Here's how you can get involved:

Sign a petition demanding justice for Arbery.

The Grassroots Law Project has created a #RunWithMaud petition in collaboration with Arbery's family You can learn more about the case and Arbery's life, and each signature will send a letter to officials who have the power to make a difference in this case.

Make calls to the Department of Justice and the FBI.

The #RunWithMaud petition website has a dialer service set up to let various law enforcement officials know you're angry and paying attention. First up: "At the federal level, we need to persuade the leadership of the Dept. of Justice and FBI to investigate and prosecute this case as the hate crime it is."

Call here, or dial 770-800-0689 and the service will direct you through the process.

Make calls to District Attorney Tom Durden.

At the local level, advocates are trying to persuade Durden to bring charges against George and Travis McMichael and request that a special prosecutor take over the case.

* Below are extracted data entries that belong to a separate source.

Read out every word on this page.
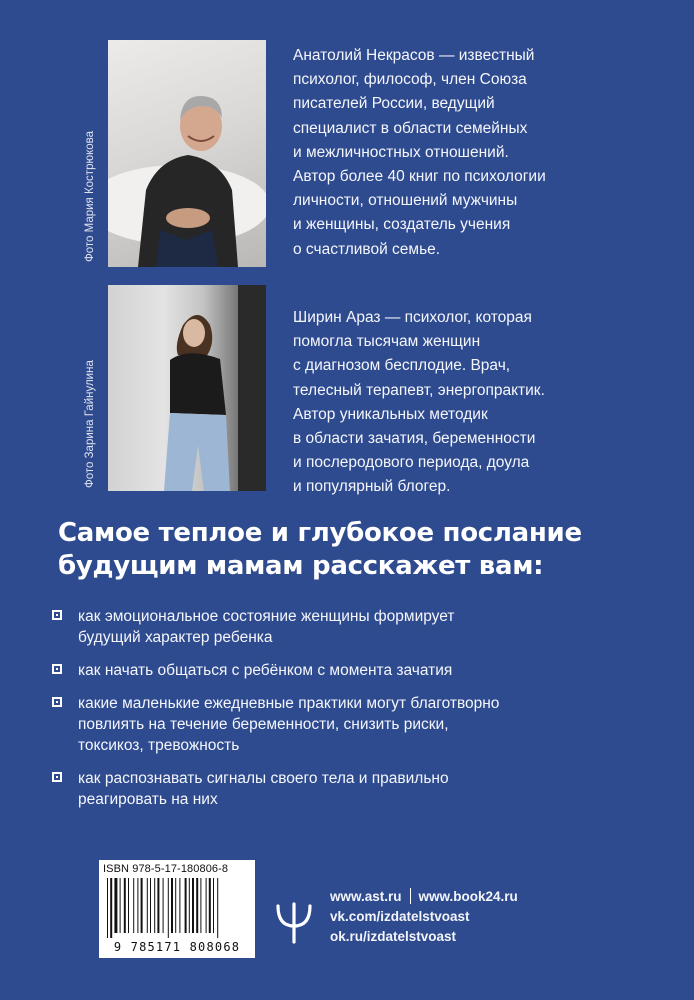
Фото Мария Кострюкова
Анатолий Некрасов — известный
психолог, философ, член Союза
писателей России, ведущий
специалист в области семейных
и межличностных отношений.
Автор более 40 книг по психологии
личности, отношений мужчины
и женщины, создатель учения
о счастливой семье.
Фото Зарина Гайнулина
Ширин Араз — психолог, которая
помогла тысячам женщин
с диагнозом бесплодие. Врач,
телесный терапевт, энергопрактик.
Автор уникальных методик
в области зачатия, беременности
и послеродового периода, доула
и популярный блогер.
Самое теплое и глубокое послание
будущим мамам расскажет вам:
как эмоциональное состояние женщины формирует
будущий характер ребенка
как начать общаться с ребёнком с момента зачатия
какие маленькие ежедневные практики могут благотворно
повлиять на течение беременности, снизить риски,
токсикоз, тревожность
как распознавать сигналы своего тела и правильно
реагировать на них
ISBN 978-5-17-180806-8
9 785171 808068
www.ast.ru www.book24.ru
vk.com/izdatelstvoast
ok.ru/izdatelstvoast
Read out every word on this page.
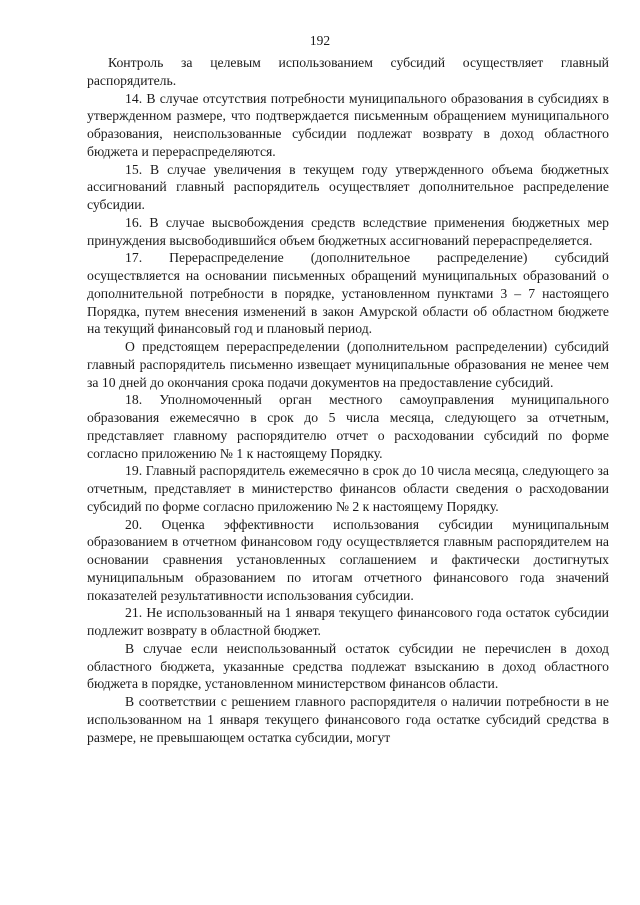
192

Контроль за целевым использованием субсидий осуществляет главный распорядитель.

14. В случае отсутствия потребности муниципального образования в субсидиях в утвержденном размере, что подтверждается письменным обращением муниципального образования, неиспользованные субсидии подлежат возврату в доход областного бюджета и перераспределяются.

15. В случае увеличения в текущем году утвержденного объема бюджетных ассигнований главный распорядитель осуществляет дополнительное распределение субсидии.

16. В случае высвобождения средств вследствие применения бюджетных мер принуждения высвободившийся объем бюджетных ассигнований перераспределяется.

17. Перераспределение (дополнительное распределение) субсидий осуществляется на основании письменных обращений муниципальных образований о дополнительной потребности в порядке, установленном пунктами 3 – 7 настоящего Порядка, путем внесения изменений в закон Амурской области об областном бюджете на текущий финансовый год и плановый период.

О предстоящем перераспределении (дополнительном распределении) субсидий главный распорядитель письменно извещает муниципальные образования не менее чем за 10 дней до окончания срока подачи документов на предоставление субсидий.

18. Уполномоченный орган местного самоуправления муниципального образования ежемесячно в срок до 5 числа месяца, следующего за отчетным, представляет главному распорядителю отчет о расходовании субсидий по форме согласно приложению № 1 к настоящему Порядку.

19. Главный распорядитель ежемесячно в срок до 10 числа месяца, следующего за отчетным, представляет в министерство финансов области сведения о расходовании субсидий по форме согласно приложению № 2 к настоящему Порядку.

20. Оценка эффективности использования субсидии муниципальным образованием в отчетном финансовом году осуществляется главным распорядителем на основании сравнения установленных соглашением и фактически достигнутых муниципальным образованием по итогам отчетного финансового года значений показателей результативности использования субсидии.

21. Не использованный на 1 января текущего финансового года остаток субсидии подлежит возврату в областной бюджет.

В случае если неиспользованный остаток субсидии не перечислен в доход областного бюджета, указанные средства подлежат взысканию в доход областного бюджета в порядке, установленном министерством финансов области.

В соответствии с решением главного распорядителя о наличии потребности в не использованном на 1 января текущего финансового года остатке субсидий средства в размере, не превышающем остатка субсидии, могут
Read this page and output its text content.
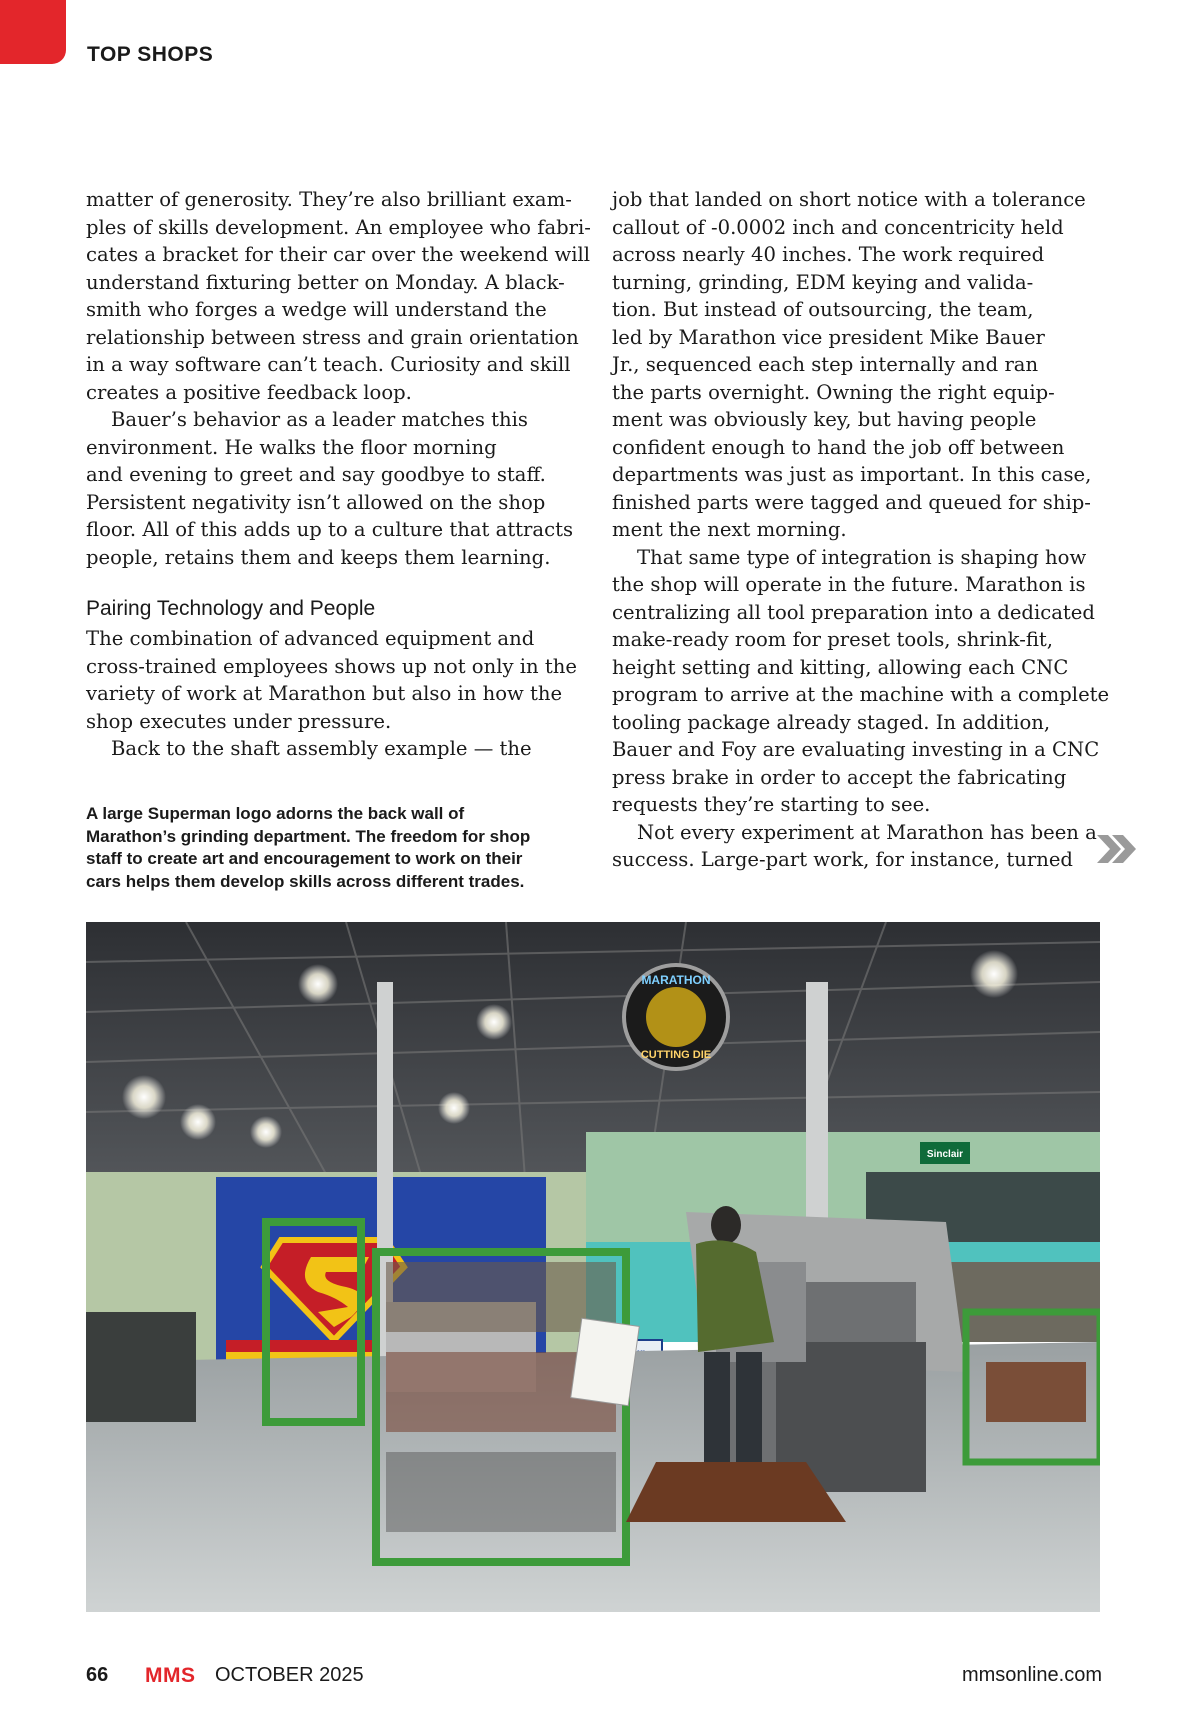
TOP SHOPS
matter of generosity. They’re also brilliant exam-
ples of skills development. An employee who fabri-
cates a bracket for their car over the weekend will
understand fixturing better on Monday. A black-
smith who forges a wedge will understand the
relationship between stress and grain orientation
in a way software can’t teach. Curiosity and skill
creates a positive feedback loop.
Bauer’s behavior as a leader matches this
environment. He walks the floor morning
and evening to greet and say goodbye to staff.
Persistent negativity isn’t allowed on the shop
floor. All of this adds up to a culture that attracts
people, retains them and keeps them learning.
Pairing Technology and People
The combination of advanced equipment and
cross-trained employees shows up not only in the
variety of work at Marathon but also in how the
shop executes under pressure.
Back to the shaft assembly example — the
A large Superman logo adorns the back wall of
Marathon’s grinding department. The freedom for shop
staff to create art and encouragement to work on their
cars helps them develop skills across different trades.
job that landed on short notice with a tolerance
callout of -0.0002 inch and concentricity held
across nearly 40 inches. The work required
turning, grinding, EDM keying and valida-
tion. But instead of outsourcing, the team,
led by Marathon vice president Mike Bauer
Jr., sequenced each step internally and ran
the parts overnight. Owning the right equip-
ment was obviously key, but having people
confident enough to hand the job off between
departments was just as important. In this case,
finished parts were tagged and queued for ship-
ment the next morning.
That same type of integration is shaping how
the shop will operate in the future. Marathon is
centralizing all tool preparation into a dedicated
make-ready room for preset tools, shrink-fit,
height setting and kitting, allowing each CNC
program to arrive at the machine with a complete
tooling package already staged. In addition,
Bauer and Foy are evaluating investing in a CNC
press brake in order to accept the fabricating
requests they’re starting to see.
Not every experiment at Marathon has been a
success. Large-part work, for instance, turned
MARATHON
CUTTING DIE
Sinclair
66 MMS OCTOBER 2025	mmsonline.com
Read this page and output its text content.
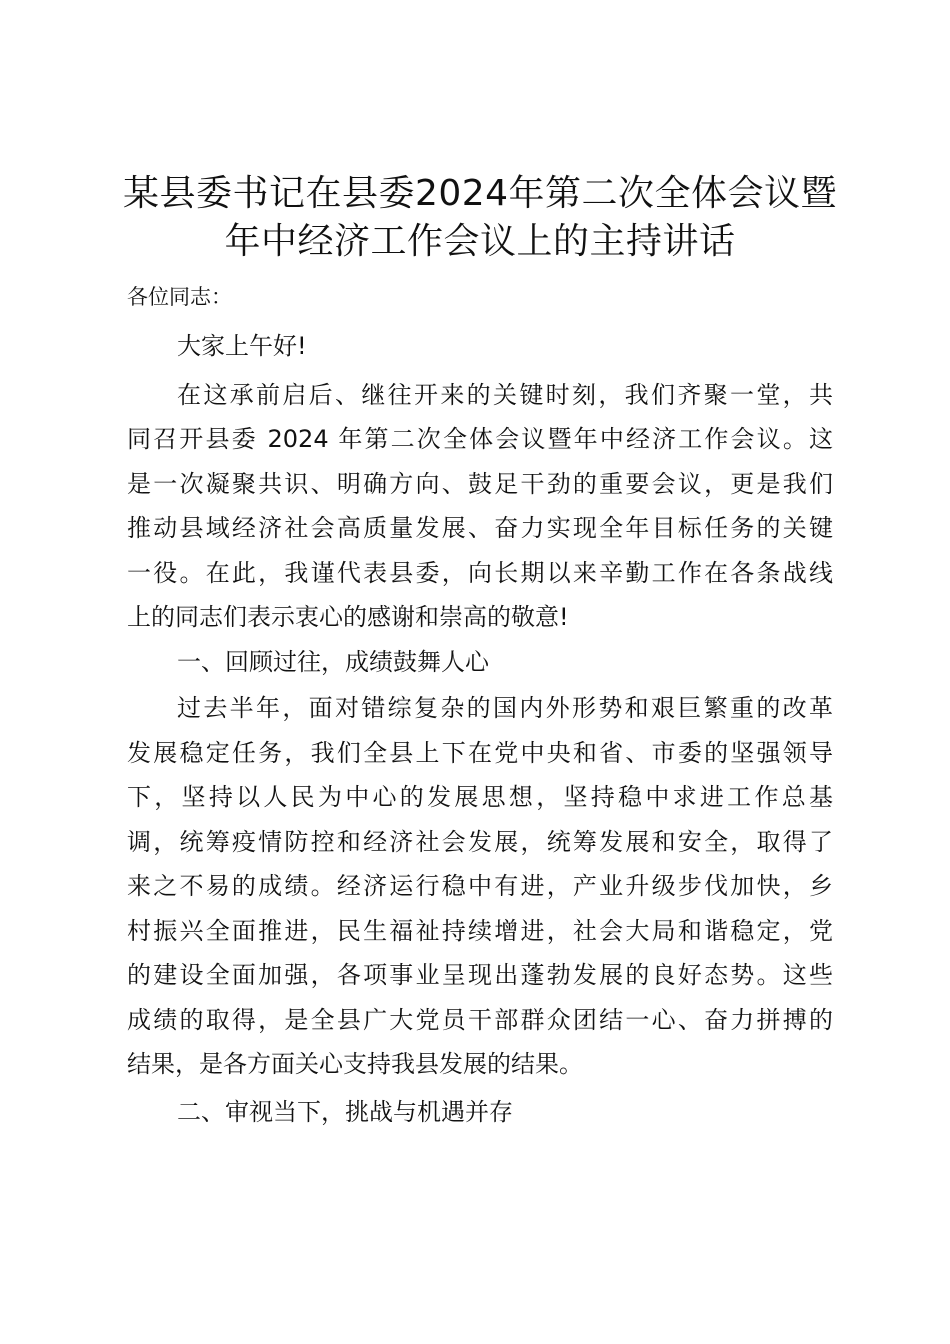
某县委书记在县委2024年第二次全体会议暨
年中经济工作会议上的主持讲话
各位同志：
大家上午好!
在这承前启后、继往开来的关键时刻，我们齐聚一堂，共
同召开县委 2024 年第二次全体会议暨年中经济工作会议。这
是一次凝聚共识、明确方向、鼓足干劲的重要会议，更是我们
推动县域经济社会高质量发展、奋力实现全年目标任务的关键
一役。在此，我谨代表县委，向长期以来辛勤工作在各条战线
上的同志们表示衷心的感谢和崇高的敬意!
一、回顾过往，成绩鼓舞人心
过去半年，面对错综复杂的国内外形势和艰巨繁重的改革
发展稳定任务，我们全县上下在党中央和省、市委的坚强领导
下，坚持以人民为中心的发展思想，坚持稳中求进工作总基
调，统筹疫情防控和经济社会发展，统筹发展和安全，取得了
来之不易的成绩。经济运行稳中有进，产业升级步伐加快，乡
村振兴全面推进，民生福祉持续增进，社会大局和谐稳定，党
的建设全面加强，各项事业呈现出蓬勃发展的良好态势。这些
成绩的取得，是全县广大党员干部群众团结一心、奋力拼搏的
结果，是各方面关心支持我县发展的结果。
二、审视当下，挑战与机遇并存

The same dialer service will direct your calls to his office.

Make calls to Georgia Governor Brian Kemp.

Kemp has offered the Georgia's Bureau of Investigation to assist with the case. However, many are skeptical he's fully supportive. Express urgency around the investigation, and ask that the state do everything in its power to provide justice for Arbery.

Call Governor Kemp's office at (404) 656-1776 or email him here.

Participate in the #IRunWithMaud run.

Arbery's old football coach is hosting a mass vigil in the form of a 2.23 mile run, representing the date of his death, in honor of the former athlete and in solidarity with his family. He's asking runners to post photos of their runs, and keep the hashtag #IRunWithMaud trending.